Dal 10 marzo Luca Visentini è il designato segretario generale della Confederazione dei sindacati europei (Ces). In questa intervista al Diario del Lavoro, spiega le politiche che intende mettere in campo per il rinnovamento del dialogo sociale e della contrattazione.
Con la sua designazione a segretario generale, ora sono due gli italiani alla guida delle principali confederazioni europee, la Ces per i sindacati, e Business Europe per le imprese. Questo potrà influire sul dialogo sociale, in Europa così come in Italia?
Rivitalizzare il dialogo sociale a livello europeo è una sfida per noi prioritaria e auspico che il confronto con Business Europe sia positivo. Dico “auspico” perché, durante il convegno tenutosi lo scorso 5 marzo a Bruxelles, abbiamo notato una certa arretratezza da parte della confederazione degli imprenditori europei su questo tema: l’unico punto su cui battevano era quello della competitività, ingrediente non certo prioritario per la ripartenza del dialogo sociale. Nonostante ciò, di sicuro non mancheranno occasioni di confronto, sia con il segretario generale di Business Europe, l’austriaco Markus Beyrer, che con la presidente Emma Marcegaglia. Marcegaglia, in particolare, in quanto italiana, conosce bene la forte tradizione di dialogo che c’è nel nostro paese: spero lavorerà per favorire un approfondimento del confronto su questo tema fondamentale.
Lei ha dichiarato di puntare alla creazione di “posti di lavoro di qualità”: in che modo intende perseguire l’obiettivo?

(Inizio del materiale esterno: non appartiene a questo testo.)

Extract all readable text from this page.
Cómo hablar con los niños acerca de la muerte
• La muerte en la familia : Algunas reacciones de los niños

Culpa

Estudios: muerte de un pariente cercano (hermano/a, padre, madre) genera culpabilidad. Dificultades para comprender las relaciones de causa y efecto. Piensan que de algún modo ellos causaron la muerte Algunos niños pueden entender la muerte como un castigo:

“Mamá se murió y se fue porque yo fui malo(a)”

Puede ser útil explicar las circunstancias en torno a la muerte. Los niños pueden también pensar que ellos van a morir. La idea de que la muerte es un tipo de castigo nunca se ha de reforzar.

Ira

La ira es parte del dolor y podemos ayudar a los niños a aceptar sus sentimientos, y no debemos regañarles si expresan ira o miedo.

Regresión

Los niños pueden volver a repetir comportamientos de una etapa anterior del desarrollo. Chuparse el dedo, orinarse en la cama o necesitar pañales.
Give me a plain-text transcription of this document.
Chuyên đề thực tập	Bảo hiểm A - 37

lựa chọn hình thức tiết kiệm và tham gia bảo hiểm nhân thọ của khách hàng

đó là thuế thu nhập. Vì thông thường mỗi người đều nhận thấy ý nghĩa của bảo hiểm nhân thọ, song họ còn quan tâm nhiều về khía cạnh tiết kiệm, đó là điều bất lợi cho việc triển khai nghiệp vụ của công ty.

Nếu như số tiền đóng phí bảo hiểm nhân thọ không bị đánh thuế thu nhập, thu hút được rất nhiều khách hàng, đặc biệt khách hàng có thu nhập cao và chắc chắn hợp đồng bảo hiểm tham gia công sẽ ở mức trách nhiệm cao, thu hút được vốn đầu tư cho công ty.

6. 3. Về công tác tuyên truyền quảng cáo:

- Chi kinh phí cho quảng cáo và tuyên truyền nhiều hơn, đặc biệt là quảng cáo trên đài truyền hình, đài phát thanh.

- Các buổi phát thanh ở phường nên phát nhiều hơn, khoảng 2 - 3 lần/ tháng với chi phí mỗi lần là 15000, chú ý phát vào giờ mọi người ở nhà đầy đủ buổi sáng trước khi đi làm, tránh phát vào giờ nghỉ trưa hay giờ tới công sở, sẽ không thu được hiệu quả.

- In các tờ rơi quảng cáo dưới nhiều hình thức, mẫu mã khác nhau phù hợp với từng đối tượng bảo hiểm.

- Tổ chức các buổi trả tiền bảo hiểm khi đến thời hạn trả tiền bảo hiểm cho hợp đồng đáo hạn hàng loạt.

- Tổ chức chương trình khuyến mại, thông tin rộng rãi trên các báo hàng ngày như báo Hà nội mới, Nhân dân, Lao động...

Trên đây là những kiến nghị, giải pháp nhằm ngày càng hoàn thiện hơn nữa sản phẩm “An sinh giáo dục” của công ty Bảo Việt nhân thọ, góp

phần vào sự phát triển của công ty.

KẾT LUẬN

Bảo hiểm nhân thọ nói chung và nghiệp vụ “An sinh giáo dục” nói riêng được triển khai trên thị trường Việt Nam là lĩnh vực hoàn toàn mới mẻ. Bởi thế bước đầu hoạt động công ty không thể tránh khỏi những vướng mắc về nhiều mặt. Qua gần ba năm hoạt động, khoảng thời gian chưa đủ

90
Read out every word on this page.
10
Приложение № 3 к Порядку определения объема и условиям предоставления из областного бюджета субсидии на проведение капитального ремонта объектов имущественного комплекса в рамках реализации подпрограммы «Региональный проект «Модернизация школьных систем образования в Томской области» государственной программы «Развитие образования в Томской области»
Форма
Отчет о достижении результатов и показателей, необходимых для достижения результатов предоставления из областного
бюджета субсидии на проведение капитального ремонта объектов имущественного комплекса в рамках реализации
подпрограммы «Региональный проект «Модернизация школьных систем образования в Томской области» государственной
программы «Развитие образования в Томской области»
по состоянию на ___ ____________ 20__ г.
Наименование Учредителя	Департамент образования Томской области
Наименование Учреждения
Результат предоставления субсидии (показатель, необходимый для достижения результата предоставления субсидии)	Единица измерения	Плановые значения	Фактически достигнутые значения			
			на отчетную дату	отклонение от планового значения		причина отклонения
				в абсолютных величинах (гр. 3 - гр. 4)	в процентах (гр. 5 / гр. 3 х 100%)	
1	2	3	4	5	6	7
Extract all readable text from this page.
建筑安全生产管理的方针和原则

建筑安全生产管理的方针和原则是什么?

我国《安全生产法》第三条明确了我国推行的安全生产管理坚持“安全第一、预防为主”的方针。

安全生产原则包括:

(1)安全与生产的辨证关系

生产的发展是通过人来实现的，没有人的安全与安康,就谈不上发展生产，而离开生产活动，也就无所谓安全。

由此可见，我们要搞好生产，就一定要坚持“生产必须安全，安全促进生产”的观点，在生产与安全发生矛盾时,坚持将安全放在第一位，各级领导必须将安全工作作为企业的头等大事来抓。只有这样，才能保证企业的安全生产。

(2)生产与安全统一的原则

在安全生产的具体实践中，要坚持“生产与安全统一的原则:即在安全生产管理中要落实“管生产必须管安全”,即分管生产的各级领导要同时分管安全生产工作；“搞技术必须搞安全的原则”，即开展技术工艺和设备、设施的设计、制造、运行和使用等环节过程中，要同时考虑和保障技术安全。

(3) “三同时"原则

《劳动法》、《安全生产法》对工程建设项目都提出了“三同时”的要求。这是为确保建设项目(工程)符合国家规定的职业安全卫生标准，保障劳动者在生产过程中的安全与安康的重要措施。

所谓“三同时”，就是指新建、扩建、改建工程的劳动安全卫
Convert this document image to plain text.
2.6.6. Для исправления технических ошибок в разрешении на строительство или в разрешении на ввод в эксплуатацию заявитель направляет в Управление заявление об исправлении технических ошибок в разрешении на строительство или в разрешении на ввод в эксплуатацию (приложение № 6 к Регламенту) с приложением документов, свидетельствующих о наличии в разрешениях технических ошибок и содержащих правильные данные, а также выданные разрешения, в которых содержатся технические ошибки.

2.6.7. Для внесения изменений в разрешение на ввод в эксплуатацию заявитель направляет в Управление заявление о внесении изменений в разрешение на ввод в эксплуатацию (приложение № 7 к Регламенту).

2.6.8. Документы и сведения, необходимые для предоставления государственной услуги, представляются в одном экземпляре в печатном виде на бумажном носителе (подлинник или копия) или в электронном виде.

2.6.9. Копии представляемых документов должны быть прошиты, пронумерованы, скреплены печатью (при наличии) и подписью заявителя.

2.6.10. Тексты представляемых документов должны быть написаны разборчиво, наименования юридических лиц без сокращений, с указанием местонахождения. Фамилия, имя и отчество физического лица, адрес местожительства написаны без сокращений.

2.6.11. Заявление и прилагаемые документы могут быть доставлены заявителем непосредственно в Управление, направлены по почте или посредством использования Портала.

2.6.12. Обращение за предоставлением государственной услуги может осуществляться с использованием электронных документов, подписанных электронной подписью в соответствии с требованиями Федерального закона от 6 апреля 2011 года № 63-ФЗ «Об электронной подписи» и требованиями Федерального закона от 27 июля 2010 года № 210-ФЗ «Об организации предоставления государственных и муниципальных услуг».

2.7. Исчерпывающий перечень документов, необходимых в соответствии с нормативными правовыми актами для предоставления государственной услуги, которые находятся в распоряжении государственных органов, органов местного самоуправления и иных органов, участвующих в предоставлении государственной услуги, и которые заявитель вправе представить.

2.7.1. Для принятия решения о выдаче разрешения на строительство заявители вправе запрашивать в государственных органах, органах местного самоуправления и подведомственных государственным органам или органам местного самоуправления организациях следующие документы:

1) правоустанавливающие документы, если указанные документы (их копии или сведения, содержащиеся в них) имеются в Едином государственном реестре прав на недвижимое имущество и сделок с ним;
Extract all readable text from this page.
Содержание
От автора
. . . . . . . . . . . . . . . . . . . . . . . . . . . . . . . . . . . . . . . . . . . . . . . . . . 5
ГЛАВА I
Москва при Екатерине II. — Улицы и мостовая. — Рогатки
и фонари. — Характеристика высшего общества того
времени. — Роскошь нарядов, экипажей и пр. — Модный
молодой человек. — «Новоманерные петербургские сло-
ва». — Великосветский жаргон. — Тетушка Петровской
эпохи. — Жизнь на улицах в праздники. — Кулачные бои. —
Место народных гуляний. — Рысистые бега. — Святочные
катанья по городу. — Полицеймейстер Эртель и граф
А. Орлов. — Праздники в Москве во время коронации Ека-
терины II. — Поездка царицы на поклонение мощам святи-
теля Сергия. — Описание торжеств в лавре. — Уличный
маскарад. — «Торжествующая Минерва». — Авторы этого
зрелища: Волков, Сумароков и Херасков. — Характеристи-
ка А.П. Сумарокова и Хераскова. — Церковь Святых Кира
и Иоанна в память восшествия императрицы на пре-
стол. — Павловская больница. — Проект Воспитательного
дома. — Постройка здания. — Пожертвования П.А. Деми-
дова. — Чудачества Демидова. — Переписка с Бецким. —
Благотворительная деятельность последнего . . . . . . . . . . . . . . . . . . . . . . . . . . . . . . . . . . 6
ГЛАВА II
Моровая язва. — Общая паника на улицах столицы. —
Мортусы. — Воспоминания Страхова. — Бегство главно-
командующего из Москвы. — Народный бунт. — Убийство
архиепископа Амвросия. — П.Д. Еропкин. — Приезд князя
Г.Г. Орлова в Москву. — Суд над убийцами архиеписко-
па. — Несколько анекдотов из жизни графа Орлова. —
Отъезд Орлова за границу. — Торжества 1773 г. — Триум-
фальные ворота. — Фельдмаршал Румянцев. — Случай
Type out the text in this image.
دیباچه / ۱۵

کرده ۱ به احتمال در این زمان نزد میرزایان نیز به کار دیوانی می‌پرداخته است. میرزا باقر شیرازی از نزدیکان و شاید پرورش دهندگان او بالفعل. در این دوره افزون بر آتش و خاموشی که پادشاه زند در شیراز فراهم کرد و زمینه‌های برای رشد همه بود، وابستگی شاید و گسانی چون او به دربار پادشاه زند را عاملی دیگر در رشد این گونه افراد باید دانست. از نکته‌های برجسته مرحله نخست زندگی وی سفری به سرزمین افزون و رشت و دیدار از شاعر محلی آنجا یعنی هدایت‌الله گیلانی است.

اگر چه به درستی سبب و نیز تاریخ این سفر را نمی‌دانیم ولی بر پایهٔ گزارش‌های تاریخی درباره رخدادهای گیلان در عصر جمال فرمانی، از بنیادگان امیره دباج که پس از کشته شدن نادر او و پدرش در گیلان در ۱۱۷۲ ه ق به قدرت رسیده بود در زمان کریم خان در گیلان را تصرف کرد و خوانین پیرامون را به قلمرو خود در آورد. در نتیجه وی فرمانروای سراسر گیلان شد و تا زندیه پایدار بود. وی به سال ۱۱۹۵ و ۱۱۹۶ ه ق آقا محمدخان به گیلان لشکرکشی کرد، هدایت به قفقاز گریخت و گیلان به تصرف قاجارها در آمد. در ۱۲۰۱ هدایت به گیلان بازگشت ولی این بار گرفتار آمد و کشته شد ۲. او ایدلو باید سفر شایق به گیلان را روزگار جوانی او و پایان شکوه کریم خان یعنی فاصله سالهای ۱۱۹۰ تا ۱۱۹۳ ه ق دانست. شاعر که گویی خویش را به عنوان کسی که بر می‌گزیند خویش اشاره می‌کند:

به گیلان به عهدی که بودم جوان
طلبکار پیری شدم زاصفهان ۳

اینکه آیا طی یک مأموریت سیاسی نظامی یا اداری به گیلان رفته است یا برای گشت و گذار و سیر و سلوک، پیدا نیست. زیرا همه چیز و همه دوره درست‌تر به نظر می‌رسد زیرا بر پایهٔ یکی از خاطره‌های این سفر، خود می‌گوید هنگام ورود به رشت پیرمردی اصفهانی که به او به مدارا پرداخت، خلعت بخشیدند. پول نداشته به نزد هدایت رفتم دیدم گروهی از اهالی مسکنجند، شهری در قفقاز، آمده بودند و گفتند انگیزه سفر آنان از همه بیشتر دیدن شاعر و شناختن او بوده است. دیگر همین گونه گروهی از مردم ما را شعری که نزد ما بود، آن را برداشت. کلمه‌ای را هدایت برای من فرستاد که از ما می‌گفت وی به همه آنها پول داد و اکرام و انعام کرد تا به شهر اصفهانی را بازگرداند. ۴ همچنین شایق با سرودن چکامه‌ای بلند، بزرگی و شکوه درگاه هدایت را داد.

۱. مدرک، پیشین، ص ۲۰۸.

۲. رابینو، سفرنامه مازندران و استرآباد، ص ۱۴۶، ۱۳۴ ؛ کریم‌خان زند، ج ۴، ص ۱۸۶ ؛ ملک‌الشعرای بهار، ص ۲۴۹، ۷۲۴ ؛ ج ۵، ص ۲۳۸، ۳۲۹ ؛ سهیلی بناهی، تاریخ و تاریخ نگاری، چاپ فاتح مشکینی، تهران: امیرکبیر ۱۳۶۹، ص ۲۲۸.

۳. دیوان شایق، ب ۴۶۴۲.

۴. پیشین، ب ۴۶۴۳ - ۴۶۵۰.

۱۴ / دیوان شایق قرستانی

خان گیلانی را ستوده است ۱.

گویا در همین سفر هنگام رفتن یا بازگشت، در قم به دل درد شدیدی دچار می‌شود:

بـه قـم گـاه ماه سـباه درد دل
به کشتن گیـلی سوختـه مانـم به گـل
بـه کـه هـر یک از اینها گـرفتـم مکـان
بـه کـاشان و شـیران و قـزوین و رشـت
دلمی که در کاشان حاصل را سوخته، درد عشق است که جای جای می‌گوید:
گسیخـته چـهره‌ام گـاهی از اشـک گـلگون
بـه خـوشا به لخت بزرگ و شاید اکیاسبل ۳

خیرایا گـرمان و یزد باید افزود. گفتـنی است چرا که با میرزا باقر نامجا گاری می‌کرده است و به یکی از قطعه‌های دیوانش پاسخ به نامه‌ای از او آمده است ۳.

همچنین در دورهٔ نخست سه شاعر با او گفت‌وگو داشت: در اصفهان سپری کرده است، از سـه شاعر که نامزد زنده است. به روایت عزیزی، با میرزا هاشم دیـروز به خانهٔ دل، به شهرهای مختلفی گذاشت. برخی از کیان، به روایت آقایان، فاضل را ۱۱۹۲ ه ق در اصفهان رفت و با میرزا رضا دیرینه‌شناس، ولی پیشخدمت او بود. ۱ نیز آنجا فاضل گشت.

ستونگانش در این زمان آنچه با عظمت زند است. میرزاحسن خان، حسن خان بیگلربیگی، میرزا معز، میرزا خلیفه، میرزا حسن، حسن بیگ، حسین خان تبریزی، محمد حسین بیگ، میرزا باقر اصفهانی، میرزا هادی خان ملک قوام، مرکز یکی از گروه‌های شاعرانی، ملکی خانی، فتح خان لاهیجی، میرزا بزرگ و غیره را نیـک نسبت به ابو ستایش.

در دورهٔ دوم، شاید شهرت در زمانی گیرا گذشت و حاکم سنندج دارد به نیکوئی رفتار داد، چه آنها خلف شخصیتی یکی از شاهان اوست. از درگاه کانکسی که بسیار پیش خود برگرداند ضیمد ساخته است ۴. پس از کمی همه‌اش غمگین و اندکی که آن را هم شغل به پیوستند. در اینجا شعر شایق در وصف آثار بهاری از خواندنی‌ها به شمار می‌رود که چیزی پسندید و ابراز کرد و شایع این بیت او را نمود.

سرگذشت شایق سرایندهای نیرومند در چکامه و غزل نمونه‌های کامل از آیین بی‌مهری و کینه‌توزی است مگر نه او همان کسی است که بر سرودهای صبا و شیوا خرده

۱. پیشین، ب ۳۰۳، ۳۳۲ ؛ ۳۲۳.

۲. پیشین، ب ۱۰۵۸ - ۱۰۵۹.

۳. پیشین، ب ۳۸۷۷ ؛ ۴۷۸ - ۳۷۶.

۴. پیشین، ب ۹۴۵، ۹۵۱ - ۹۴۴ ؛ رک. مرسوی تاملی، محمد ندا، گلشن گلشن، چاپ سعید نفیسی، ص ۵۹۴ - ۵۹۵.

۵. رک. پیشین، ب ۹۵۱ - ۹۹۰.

L’obiettivo di creare posti di lavoro di qualità, non solo per i giovani ma anche per coloro che fanno fatica a ricollocarsi nel mercato del lavoro, non può essere perseguito se non attraverso un’inversione delle politiche di austerità a livello europeo. Da tempo abbiamo messo in campo negoziati con la Commissione per cercare di modificarne le politiche rendendole più simili a quelle americane, basate su investimenti di migliaia di miliardi di dollari nei salari e nei posti di lavoro. Da noi, per ora, anche grazie al contributo del nostro dialogo con la Commissione, siamo giunti al Piano Junker, manovra ancora insufficiente ma che rappresenta almeno un primo passo nella direzione degli investimenti, obiettivo per raggiungere il quale siamo disposti non solo a proseguire nel dialogo, ma anche, laddove servisse, a ricorrere alla mobilitazione attiva.
In questo senso, come valuta il Jobs act oggi in vigore in Italia, anche rispetto alle politiche del lavoro degli altri paesi membri?
Il Jobs act non è una novità nel panorama europeo: già altri Stati hanno varato simili riforme. Ritengo però che non sia una riforma sostanziale ma soltanto normativa e che, per questo, non inciderà sul mercato del lavoro modificandolo realmente, se non, purtroppo, cancellando alcuni diritti. Il punto è che le riforme ad oggi necessarie sono quelle macroeconomiche, da portare avanti, a livello comunitario, di pari passo con il rinnovo delle relazioni industriali e della contrattazione.
In che modo si dovrebbe articolare questo rinnovo delle politiche contrattuali?
Innanzitutto bisognerebbe cercare di rafforzare, e in alcuni casi ricostruire, la contrattazione collettiva, dato che solo con un forte e sano sistema di relazioni industriali si può davvero incidere sull’aumento salariale e della produttività. D’altronde, è ormai evidente anche alla Commissione stessa, che per lungo tempo ha spinto verso il decentramento della contrattazione verso quella di secondo livello, che questa strategia conduce a risultati fallimentari. Occorrerebbe poi approdare a un quadro giuridico universale che promuova l’estensione erga omnes, cioè a tutti i lavoratori di un determinato settore, dei contratti collettivi, attraverso meccanismi che conferiscano validità legale ai contratti collettivi per tutti lavoratori. Infine si dovrebbe agire sul rafforzamento dei salari minimi legali, esistenti ormai in diversi paesi.
A tal proposito, qual è la sua posizione in merito alla possibile introduzione, anche in Italia, del salario minimo, che viene però osteggiato dai sindacati del nostro paese?
Proprio recentemente abbiamo parlato di questo tema con i sindacati italiani: non hanno un rifiuto “di principio” del salario minimo, ma chiedono che vengano rispettati almeno due principi. Il primo è quello dell’introduzione di meccanismi che attivino la validità legale erga omnes dei contratti collettivi, l’altro è che il salario minimo venga applicato non soltanto ai lavoratori garantiti da contratto nazionale, ma anche ai precari e a tutti i lavoratori atipici. Questa infatti è la vera sfida: estendere la tutela retributiva a tutti i lavoratori, senza ghetti né esclusi.